The regression does not come from my code in the slightest. Rather, it is an “issue” with cProfile. I had recently written a helper script for profiling this program. Normally beforehand I would just run
python -m cProfile -o test.prof x.py from the command line. This script instead grabbed the current git commit hash and used cProfile.run instead, saving the resulting file in a folder with the commit hash name for better recordkeeping.
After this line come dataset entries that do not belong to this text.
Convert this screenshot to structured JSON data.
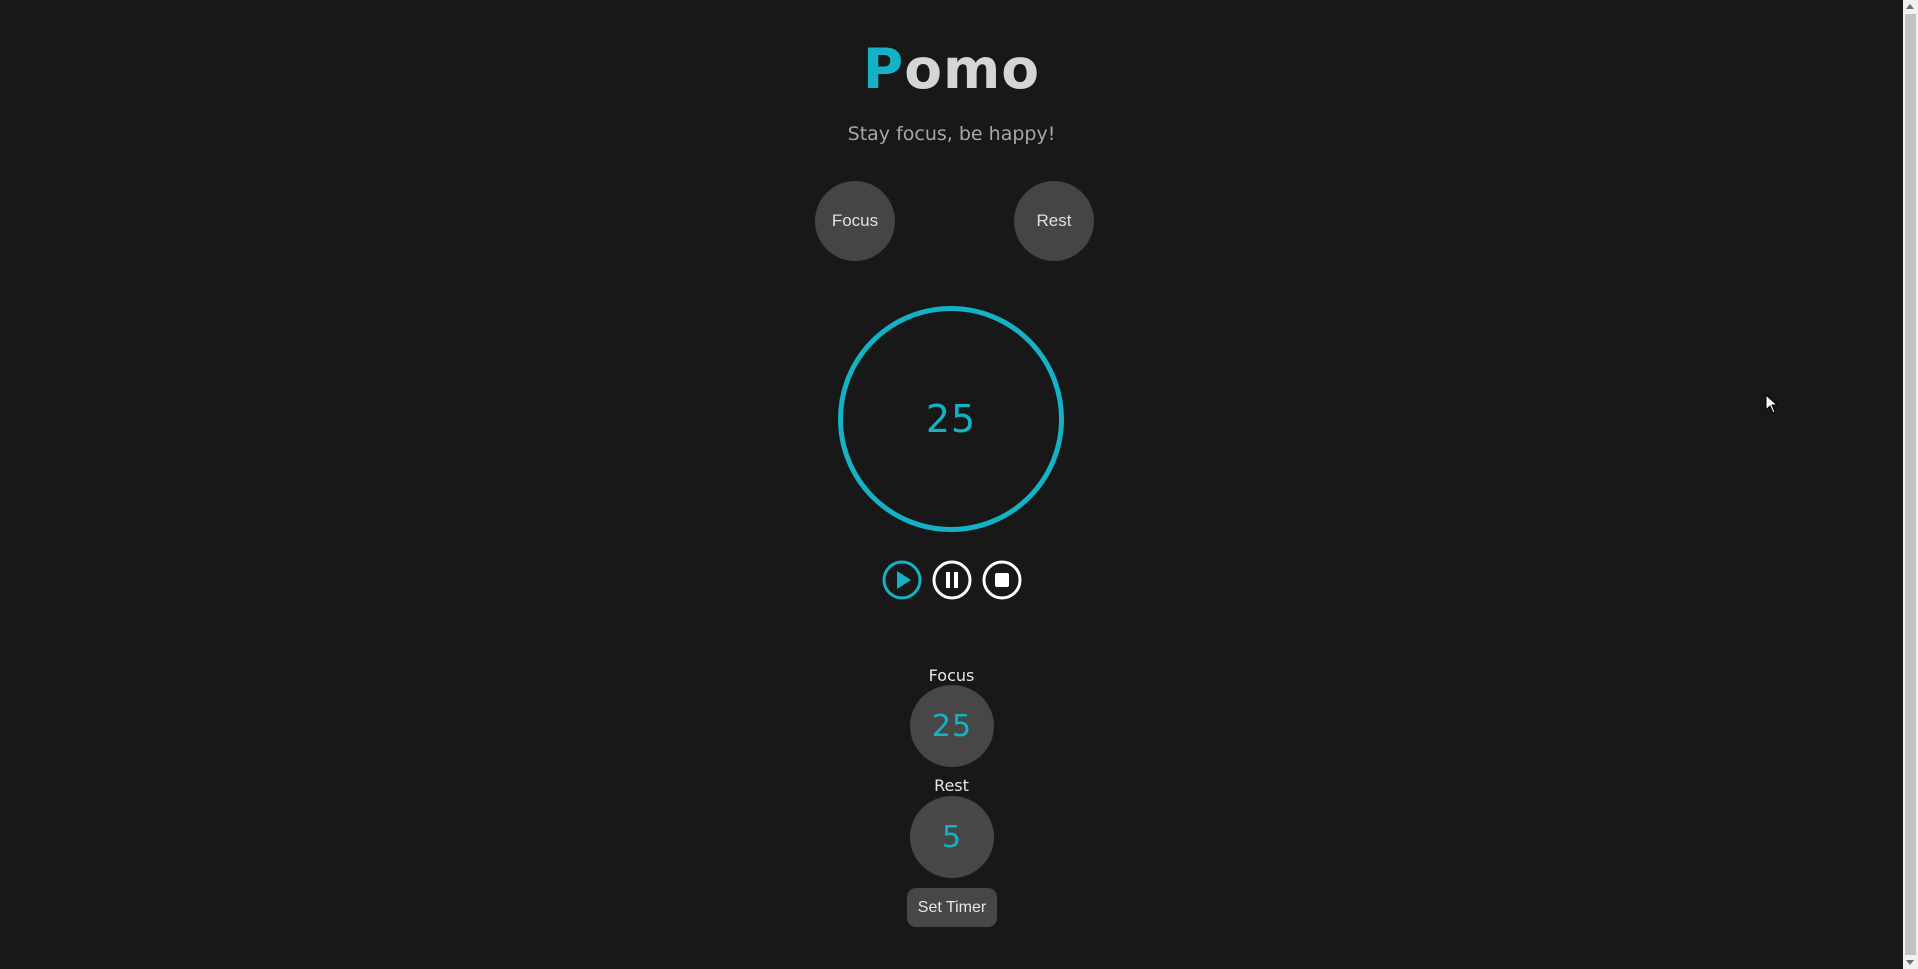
{
  "header": {
    "title_accent": "P",
    "title_rest": "omo",
    "subtitle": "Stay focus, be happy!"
  },
  "modes": {
    "focus_label": "Focus",
    "rest_label": "Rest"
  },
  "timer": {
    "display": "25"
  },
  "controls": {
    "play_icon": "play-icon",
    "pause_icon": "pause-icon",
    "stop_icon": "stop-icon"
  },
  "settings": {
    "focus_label": "Focus",
    "focus_value": "25",
    "rest_label": "Rest",
    "rest_value": "5",
    "set_button_label": "Set Timer"
  },
  "colors": {
    "background": "#181818",
    "accent": "#14b2c4",
    "surface": "#454545",
    "title_text": "#d5d5d5"
  }
}
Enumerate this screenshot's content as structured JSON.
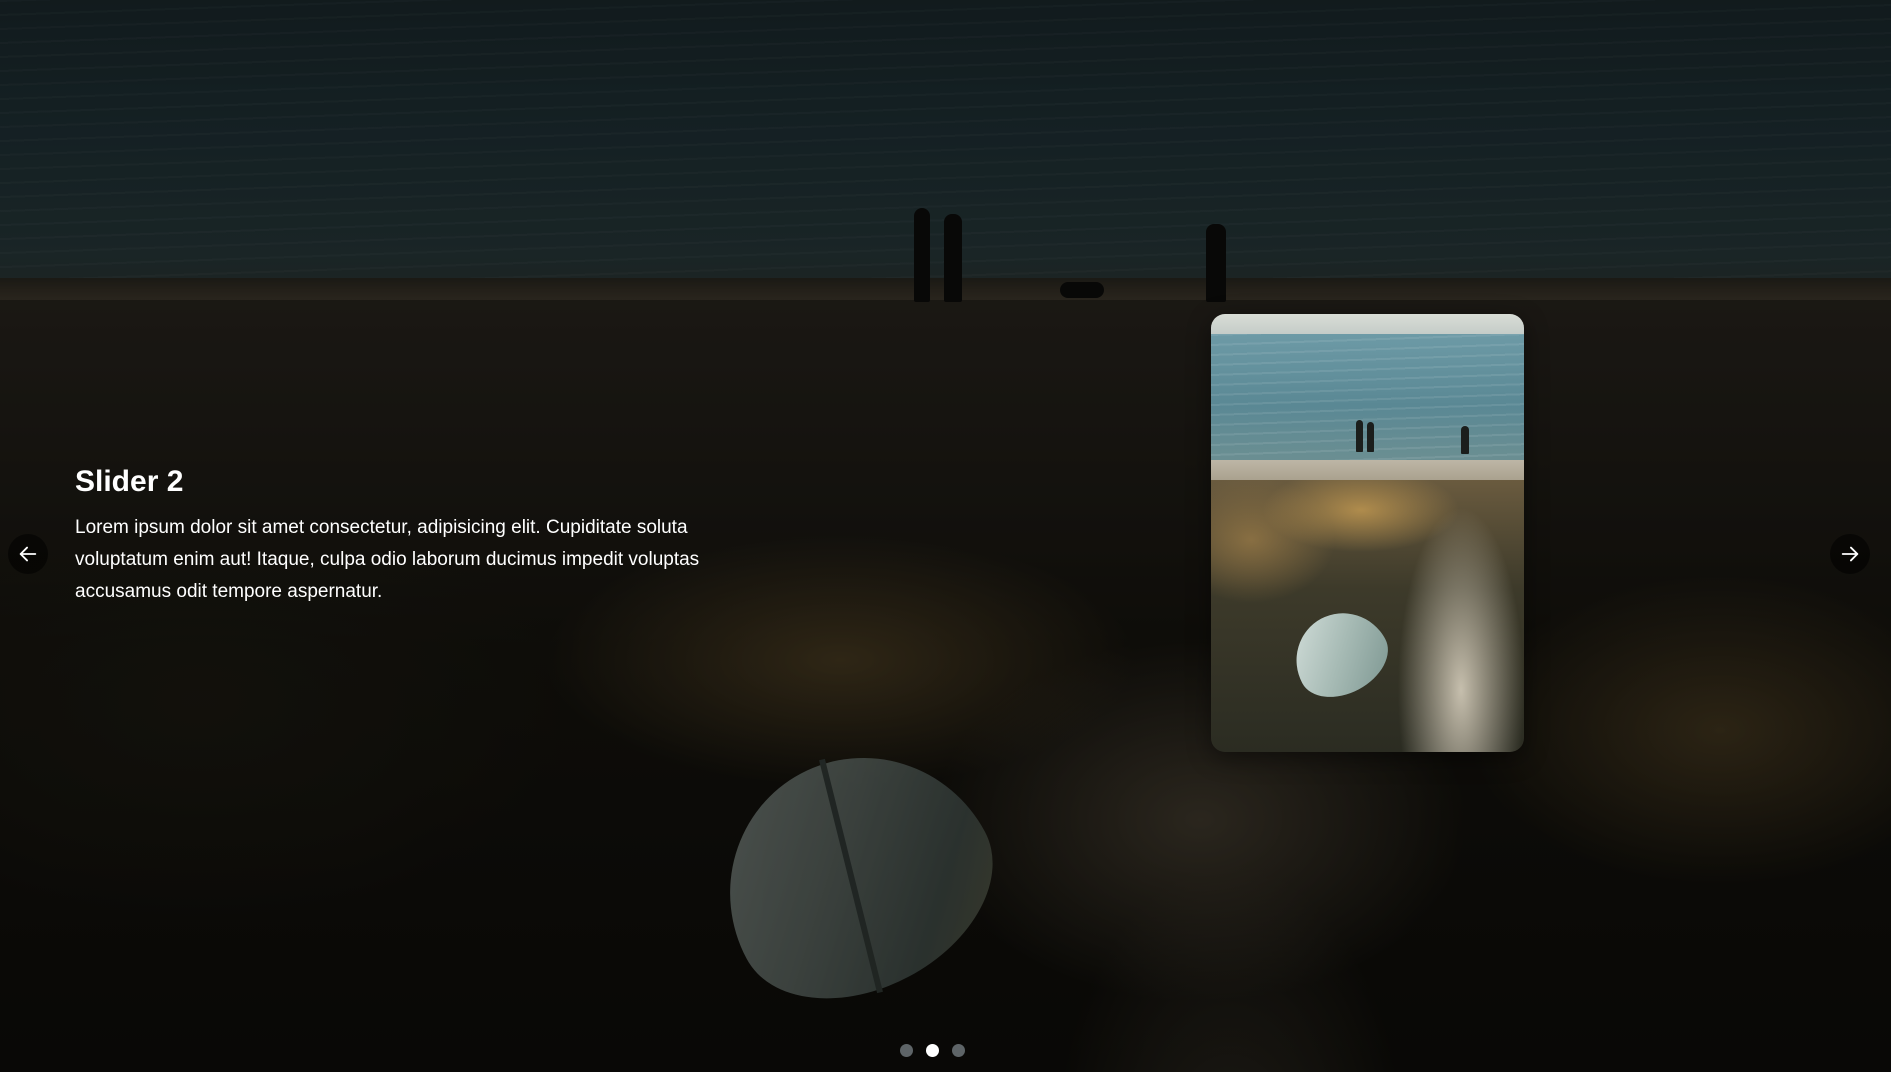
{
  "slide": {
    "title": "Slider 2",
    "description": "Lorem ipsum dolor sit amet consectetur, adipisicing elit. Cupiditate soluta voluptatum enim aut! Itaque, culpa odio laborum ducimus impedit voluptas accusamus odit tempore aspernatur."
  },
  "navigation": {
    "prev_icon": "arrow-left-icon",
    "next_icon": "arrow-right-icon"
  },
  "pagination": {
    "count": 3,
    "active_index": 1
  },
  "colors": {
    "text": "#ffffff",
    "dot_active": "#ffffff",
    "dot_inactive": "#8c969b"
  }
}
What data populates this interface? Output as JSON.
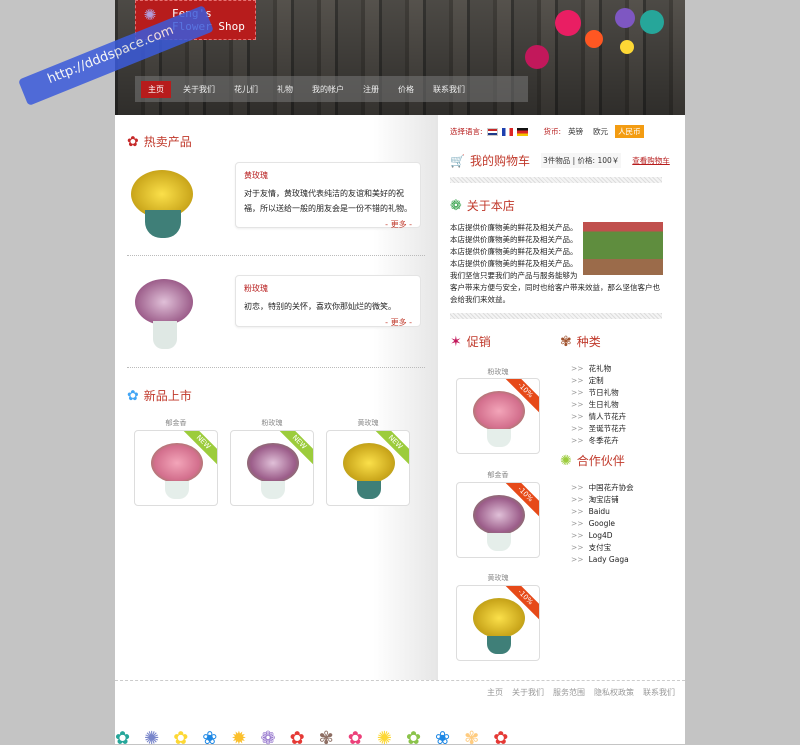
{
  "watermark": "http://dddspace.com",
  "logo": {
    "line1": "Feng's",
    "line2": "Flower Shop"
  },
  "nav": [
    "主页",
    "关于我们",
    "花儿们",
    "礼物",
    "我的帐户",
    "注册",
    "价格",
    "联系我们"
  ],
  "hot": {
    "title": "热卖产品",
    "items": [
      {
        "name": "黄玫瑰",
        "desc": "对于友情，黄玫瑰代表纯洁的友谊和美好的祝福，所以送给一般的朋友会是一份不错的礼物。",
        "more": "- 更多 -"
      },
      {
        "name": "粉玫瑰",
        "desc": "初恋，特别的关怀，喜欢你那灿烂的微笑。",
        "more": "- 更多 -"
      }
    ]
  },
  "new": {
    "title": "新品上市",
    "badge": "NEW",
    "items": [
      "郁金香",
      "粉玫瑰",
      "黄玫瑰"
    ]
  },
  "lang": {
    "label": "选择语言:",
    "currency_label": "货币:",
    "currencies": [
      "英镑",
      "欧元",
      "人民币"
    ]
  },
  "cart": {
    "title": "我的购物车",
    "summary": "3件物品 | 价格: 100￥",
    "view": "查看购物车"
  },
  "about": {
    "title": "关于本店",
    "text": "本店提供价廉物美的鲜花及相关产品。本店提供价廉物美的鲜花及相关产品。本店提供价廉物美的鲜花及相关产品。本店提供价廉物美的鲜花及相关产品。我们坚信只要我们的产品与服务能够为客户带来方便与安全，同时也给客户带来效益，那么坚信客户也会给我们来效益。"
  },
  "promo": {
    "title": "促销",
    "badge": "-10%",
    "items": [
      "粉玫瑰",
      "郁金香",
      "黄玫瑰"
    ]
  },
  "categories": {
    "title": "种类",
    "items": [
      "花礼物",
      "定制",
      "节日礼物",
      "生日礼物",
      "情人节花卉",
      "圣诞节花卉",
      "冬季花卉"
    ]
  },
  "partners": {
    "title": "合作伙伴",
    "items": [
      "中国花卉协会",
      "淘宝店铺",
      "Baidu",
      "Google",
      "Log4D",
      "支付宝",
      "Lady Gaga"
    ]
  },
  "footer": [
    "主页",
    "关于我们",
    "服务范围",
    "隐私权政策",
    "联系我们"
  ],
  "colors": {
    "accent": "#b71c1c",
    "orange": "#f39c12",
    "new": "#9ccc3c"
  }
}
(Relevant section of said script)

Summary
from x import run_main

...

cprofile_path = Path("profiling", "prof_" + commit + ".bin")
cprofile_path.unlink(True)
cProfile.run("run_main()", filename=cprofile_path.as_posix())

The end of x.py is

if __name__ == "__main__":
    out = run_main()

so this should really be identical to calling `cProfile x.py`

The difference in reported runtime is caused by whether you run cProfile via the module or via the command line. I would not believe it myself had I not just tested it 6 times, 3 for each, alternating each time. The measured cumtimes were 0.838, 0.122, 0.895, 0.127, 0.893, 0.125, so [0.122, 0.127,0.125] for running via the console and [0.838, 0.895, 0.893] for running via the module. The part that confuses me the most is that all other measured function times are extremely close between the two (running via command line vs running via module) - for example, to pick another large function that does not contain the regressing function in question, the 6 measured times were [5.23, 5.19, 5.18, 5.38, 5.25, 5.36] - all very close and within normal variation - which is why I did not pick up on this being a cProfile problem at first. Additionally all files agree on the ncalls of all functions that are part of my code, with some very slight variations in ncalls for inbuilt functions (I suspect it comes from slight randomness in set ordering due to hash randomization). Regardless the issue with the regressing function is clearly not an issue of randomness given the demonstrated consistency.

I guess thread kind of ends there, I could try and open a discussion or bug report about this on cProfile, but I have no clue how I would even start to create a minimally reproducible example, and I’m simply not willing to share the full codebase.